1Eis algumas definições: Franz von Liszt: o direito penal é o conjunto das prescrições emanadas do Estado que ligam ao crime, como fato, a pena, como consequência (Tratado de direito penal alemão, trad. José Hygino Duarte Pereira. Rio de Janeiro: Briguiet, 1899, v. 1, p. 1). Mezger: o direito penal é o exercício do poder punitivo do Estado, que conecta ao delito, como pressuposto, e a pena, como consequência jurídica (Tratado de derecho penal, 2. ed. Madrid, 1946, v. 1, p. 27-28). Welzel: o direito penal é “a parte do ordenamento jurídico que determina as características da ação delituosa e lhe impõe penas ou medidas de segurança (Derecho penal alemán, trad. Bustos e Pérez. Santiago: Ed. Jurídica de Chile, 1993, p. 1). Juarez Cirino: o direito penal é o setor do ordenamento jurídico que define crimes, comina penas e prevê medidas de segurança aplicáveis aos autores das condutas incriminadas (Direito Penal. Parte Geral. Rio de Janeiro: Lumen Juris, 2006, p. 3). Zaffaroni/Batista: o direito penal é o ramo do saber jurídico que, mediante a interpretação das leis penais, propõe aos juízes um sistema orientador das decisões que contém e reduz o poder punitivo, para impulsionar o progresso do estado constitucional de direito (Direito Penal Brasileiro – I. Rio de Janeiro: Revan, 2003, p. 40).
2Derecho penal: introducción. Madrid: Universidad Complutense de Madrid, 1995, p. 1-2.
3García-Pablos, cit., p. 298.
. Jacques Derrida escreveu: “…tal situação é, de fato, a única que nos permite pensar a homogeneidade do direito e da violência, a violência como exercício do direito e o direito como exercício da violência.

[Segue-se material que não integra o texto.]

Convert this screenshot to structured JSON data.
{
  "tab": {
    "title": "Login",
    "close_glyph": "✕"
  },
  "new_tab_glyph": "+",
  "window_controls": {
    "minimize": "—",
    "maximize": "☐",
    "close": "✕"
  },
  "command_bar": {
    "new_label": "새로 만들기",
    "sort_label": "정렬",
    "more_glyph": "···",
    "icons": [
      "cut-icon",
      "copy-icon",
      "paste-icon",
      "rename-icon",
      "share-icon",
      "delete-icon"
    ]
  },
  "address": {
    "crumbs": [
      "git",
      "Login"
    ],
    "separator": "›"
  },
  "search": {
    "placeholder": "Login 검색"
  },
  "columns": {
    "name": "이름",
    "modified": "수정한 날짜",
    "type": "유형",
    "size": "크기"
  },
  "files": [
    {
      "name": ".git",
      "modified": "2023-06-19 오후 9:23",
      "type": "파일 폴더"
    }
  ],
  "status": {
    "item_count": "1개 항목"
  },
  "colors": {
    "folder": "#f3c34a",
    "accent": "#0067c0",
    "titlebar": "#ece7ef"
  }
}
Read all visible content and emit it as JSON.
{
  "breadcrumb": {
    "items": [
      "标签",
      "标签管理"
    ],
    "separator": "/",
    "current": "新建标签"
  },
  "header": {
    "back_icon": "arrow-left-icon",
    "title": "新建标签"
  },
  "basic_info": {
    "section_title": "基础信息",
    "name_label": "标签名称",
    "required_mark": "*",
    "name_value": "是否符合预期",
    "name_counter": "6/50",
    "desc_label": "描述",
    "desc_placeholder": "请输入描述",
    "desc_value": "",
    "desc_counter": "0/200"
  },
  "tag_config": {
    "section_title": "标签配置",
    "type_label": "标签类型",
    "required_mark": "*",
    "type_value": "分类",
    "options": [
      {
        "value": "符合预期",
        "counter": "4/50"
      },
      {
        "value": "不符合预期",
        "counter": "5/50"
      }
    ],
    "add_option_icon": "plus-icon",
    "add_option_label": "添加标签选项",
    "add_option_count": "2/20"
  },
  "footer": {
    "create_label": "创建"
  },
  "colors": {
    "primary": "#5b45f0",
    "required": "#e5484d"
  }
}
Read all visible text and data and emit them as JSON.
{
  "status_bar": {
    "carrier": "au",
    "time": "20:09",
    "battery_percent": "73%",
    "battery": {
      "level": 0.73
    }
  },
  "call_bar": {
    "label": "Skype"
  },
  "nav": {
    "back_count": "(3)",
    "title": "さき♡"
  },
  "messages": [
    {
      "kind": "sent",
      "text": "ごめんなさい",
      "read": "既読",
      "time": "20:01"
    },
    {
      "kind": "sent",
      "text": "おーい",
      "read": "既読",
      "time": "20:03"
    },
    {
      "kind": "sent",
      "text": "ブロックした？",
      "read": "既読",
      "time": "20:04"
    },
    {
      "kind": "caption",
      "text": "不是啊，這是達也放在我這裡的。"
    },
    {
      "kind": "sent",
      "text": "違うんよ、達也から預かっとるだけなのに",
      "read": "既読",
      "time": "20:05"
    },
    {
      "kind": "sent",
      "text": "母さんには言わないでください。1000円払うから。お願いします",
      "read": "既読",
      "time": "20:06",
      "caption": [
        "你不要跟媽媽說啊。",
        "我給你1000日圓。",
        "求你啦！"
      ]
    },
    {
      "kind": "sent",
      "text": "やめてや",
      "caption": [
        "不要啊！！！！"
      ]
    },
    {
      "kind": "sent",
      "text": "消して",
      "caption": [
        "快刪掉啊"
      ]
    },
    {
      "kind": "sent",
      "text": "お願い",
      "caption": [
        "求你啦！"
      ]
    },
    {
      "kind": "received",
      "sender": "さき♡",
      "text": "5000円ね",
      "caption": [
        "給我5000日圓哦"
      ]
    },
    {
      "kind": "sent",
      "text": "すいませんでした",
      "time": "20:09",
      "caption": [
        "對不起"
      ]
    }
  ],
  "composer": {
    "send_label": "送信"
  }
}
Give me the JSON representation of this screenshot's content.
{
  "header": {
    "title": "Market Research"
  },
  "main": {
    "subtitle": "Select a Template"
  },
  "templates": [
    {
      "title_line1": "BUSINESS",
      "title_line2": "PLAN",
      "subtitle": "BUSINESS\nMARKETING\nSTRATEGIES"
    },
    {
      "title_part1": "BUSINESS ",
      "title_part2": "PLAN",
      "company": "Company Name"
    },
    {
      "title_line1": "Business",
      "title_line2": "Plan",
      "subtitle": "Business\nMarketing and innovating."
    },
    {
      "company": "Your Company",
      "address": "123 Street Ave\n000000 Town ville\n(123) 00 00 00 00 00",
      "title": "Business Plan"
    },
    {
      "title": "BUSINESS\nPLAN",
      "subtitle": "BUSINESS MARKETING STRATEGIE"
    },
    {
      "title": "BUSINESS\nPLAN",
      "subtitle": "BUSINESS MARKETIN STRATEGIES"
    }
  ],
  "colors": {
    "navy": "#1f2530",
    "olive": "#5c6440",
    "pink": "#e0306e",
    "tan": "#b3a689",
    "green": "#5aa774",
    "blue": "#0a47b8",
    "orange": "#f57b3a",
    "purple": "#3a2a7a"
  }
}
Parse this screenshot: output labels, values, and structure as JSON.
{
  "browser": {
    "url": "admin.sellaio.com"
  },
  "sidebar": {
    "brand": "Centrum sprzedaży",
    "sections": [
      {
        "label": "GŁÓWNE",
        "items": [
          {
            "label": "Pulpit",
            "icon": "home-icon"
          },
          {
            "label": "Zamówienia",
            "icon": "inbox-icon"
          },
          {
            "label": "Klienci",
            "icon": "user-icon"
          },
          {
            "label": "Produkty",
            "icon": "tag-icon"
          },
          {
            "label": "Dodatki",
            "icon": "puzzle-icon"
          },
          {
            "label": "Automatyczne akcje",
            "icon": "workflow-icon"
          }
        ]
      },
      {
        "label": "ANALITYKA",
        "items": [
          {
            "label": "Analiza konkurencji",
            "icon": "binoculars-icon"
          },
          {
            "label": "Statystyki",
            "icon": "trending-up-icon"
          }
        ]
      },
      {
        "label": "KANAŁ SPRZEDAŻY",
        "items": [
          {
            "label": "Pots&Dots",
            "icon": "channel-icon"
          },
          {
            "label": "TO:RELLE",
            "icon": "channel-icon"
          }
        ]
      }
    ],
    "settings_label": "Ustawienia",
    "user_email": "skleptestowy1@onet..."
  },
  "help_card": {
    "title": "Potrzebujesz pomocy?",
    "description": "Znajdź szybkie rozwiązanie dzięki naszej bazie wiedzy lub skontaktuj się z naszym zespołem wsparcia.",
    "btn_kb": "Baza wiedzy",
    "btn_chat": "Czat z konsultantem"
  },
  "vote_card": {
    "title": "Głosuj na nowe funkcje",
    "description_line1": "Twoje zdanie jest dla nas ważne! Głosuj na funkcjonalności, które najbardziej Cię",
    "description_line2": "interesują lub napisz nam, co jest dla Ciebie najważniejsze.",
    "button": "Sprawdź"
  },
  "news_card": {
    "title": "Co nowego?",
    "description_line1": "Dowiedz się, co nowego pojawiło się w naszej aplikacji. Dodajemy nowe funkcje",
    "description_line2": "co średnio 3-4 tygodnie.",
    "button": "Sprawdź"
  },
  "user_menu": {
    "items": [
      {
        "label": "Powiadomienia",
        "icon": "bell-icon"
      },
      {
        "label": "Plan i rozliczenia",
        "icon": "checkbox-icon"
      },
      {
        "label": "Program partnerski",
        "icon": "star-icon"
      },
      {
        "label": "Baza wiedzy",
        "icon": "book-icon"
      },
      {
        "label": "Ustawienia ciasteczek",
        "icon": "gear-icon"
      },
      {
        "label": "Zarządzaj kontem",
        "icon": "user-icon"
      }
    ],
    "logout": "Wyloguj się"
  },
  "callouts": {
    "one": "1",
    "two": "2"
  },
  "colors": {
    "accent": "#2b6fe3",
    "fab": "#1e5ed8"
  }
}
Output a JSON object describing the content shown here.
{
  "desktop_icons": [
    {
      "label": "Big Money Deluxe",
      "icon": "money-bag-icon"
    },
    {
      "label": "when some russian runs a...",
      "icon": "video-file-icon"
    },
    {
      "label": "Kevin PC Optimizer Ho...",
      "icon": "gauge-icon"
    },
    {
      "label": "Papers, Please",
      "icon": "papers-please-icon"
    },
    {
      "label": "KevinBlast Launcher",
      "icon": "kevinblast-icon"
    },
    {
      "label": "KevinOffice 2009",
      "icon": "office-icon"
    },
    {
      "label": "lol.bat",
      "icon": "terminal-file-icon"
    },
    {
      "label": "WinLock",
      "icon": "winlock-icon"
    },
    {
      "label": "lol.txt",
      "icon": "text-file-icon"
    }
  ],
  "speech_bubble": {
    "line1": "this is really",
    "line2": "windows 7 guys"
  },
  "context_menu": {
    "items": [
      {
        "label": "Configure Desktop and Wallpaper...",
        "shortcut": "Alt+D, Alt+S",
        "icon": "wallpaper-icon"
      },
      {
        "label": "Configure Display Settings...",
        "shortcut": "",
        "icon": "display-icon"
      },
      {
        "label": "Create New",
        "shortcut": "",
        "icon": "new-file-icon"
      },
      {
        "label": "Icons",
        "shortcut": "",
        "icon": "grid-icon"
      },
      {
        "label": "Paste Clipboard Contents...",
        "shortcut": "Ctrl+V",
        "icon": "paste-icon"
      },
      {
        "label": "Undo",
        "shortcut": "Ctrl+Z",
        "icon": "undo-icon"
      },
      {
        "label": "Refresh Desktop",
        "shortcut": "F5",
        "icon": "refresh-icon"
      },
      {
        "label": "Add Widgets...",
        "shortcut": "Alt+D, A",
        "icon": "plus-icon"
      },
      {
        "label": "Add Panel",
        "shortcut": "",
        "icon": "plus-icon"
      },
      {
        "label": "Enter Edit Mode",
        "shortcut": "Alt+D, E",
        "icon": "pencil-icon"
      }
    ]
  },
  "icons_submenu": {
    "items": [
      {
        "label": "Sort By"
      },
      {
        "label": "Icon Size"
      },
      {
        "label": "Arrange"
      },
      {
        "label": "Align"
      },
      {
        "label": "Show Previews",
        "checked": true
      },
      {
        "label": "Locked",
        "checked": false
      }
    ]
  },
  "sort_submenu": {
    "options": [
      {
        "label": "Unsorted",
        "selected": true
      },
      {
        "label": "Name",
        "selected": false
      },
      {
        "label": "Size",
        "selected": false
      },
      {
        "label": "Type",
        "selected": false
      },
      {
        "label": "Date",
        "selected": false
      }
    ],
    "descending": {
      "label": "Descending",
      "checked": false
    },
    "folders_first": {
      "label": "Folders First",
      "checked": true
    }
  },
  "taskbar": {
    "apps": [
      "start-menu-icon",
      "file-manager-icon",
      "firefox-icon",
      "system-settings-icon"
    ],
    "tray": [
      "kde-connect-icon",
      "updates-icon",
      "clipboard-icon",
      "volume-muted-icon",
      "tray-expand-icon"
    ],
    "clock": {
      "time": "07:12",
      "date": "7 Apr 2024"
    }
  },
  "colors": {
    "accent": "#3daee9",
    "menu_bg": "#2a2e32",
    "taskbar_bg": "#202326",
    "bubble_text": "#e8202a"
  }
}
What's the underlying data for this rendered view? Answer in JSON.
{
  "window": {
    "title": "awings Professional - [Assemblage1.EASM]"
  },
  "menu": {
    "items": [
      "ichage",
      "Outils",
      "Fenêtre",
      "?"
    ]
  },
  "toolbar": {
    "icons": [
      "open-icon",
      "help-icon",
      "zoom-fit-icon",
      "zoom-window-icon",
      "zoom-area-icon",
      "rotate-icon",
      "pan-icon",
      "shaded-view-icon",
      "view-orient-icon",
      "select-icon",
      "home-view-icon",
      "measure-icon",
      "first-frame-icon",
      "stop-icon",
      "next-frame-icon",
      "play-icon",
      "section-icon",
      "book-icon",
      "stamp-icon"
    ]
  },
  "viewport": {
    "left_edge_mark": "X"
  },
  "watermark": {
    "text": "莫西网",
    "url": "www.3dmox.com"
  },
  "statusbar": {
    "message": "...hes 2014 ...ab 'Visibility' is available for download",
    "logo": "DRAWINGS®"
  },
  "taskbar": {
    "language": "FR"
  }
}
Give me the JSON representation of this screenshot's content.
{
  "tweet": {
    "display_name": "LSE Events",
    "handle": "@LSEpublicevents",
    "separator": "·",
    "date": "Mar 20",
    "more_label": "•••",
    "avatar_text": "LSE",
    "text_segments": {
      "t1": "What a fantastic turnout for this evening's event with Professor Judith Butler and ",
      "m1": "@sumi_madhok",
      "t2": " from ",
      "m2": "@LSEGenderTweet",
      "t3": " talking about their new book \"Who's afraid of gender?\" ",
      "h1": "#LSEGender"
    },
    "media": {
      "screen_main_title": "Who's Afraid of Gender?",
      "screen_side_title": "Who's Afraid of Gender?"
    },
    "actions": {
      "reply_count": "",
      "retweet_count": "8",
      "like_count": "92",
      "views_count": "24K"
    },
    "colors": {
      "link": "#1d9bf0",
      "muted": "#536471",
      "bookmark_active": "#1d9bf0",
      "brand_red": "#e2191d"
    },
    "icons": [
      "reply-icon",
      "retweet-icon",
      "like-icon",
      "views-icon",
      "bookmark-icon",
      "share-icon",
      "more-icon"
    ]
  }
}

A violência não é exterior à ordem do direito. Ela não consiste, essencialmente, em exercer sua potência ou uma força brutal para obter tal ou tal resultado, mas em ameaçar ou destruir determinada ordem de direito, e precisamente, nesse caso, a ordem de direito estatal que teve de conceder esse direito à violência, por exemplo, o direito de greve.” Força de Lei. Martins Fontes: S. Paulo, 2007, p. 81. Também Kelsen observou “O Direito e a força não devem ser compreendidos como absolutamente antagônicos. O Direito é uma organização da força. Porque o Direito vincula certas condições para o uso da força nas relações entre os homens, autorizando o emprego da força apenas por certos indivíduos e sob certas circunstâncias. O Direito autoriza certa conduta que, sob todas as outras circunstâncias, deve ser considerada ‘proibida’; ser considerada proibida significa ser a própria condição para que tal ato coercitivo atue como sanção. O indivíduo que, autorizado pela ordem jurídica, aplica a medida coercitiva (a sanção) atua como um agente dessa ordem ou – o que equivale a dizer o mesmo – como um órgão da comunidade, constituído por ela. Apenas esse indivíduo, apenas o órgão da comunidade, está autorizado a empregar a força. Por conseguinte, pode-se dizer que o Direito faz o uso da força um monopólio da comunidade. E, precisamente por fazê-lo, o Direito pacifica a comunidade.” Teoria geral do direito e do estado. Tradução: Luíz Carlos Borges. 4ª Ed. São Paulo: Martins Fotnes, 2005, p. 30.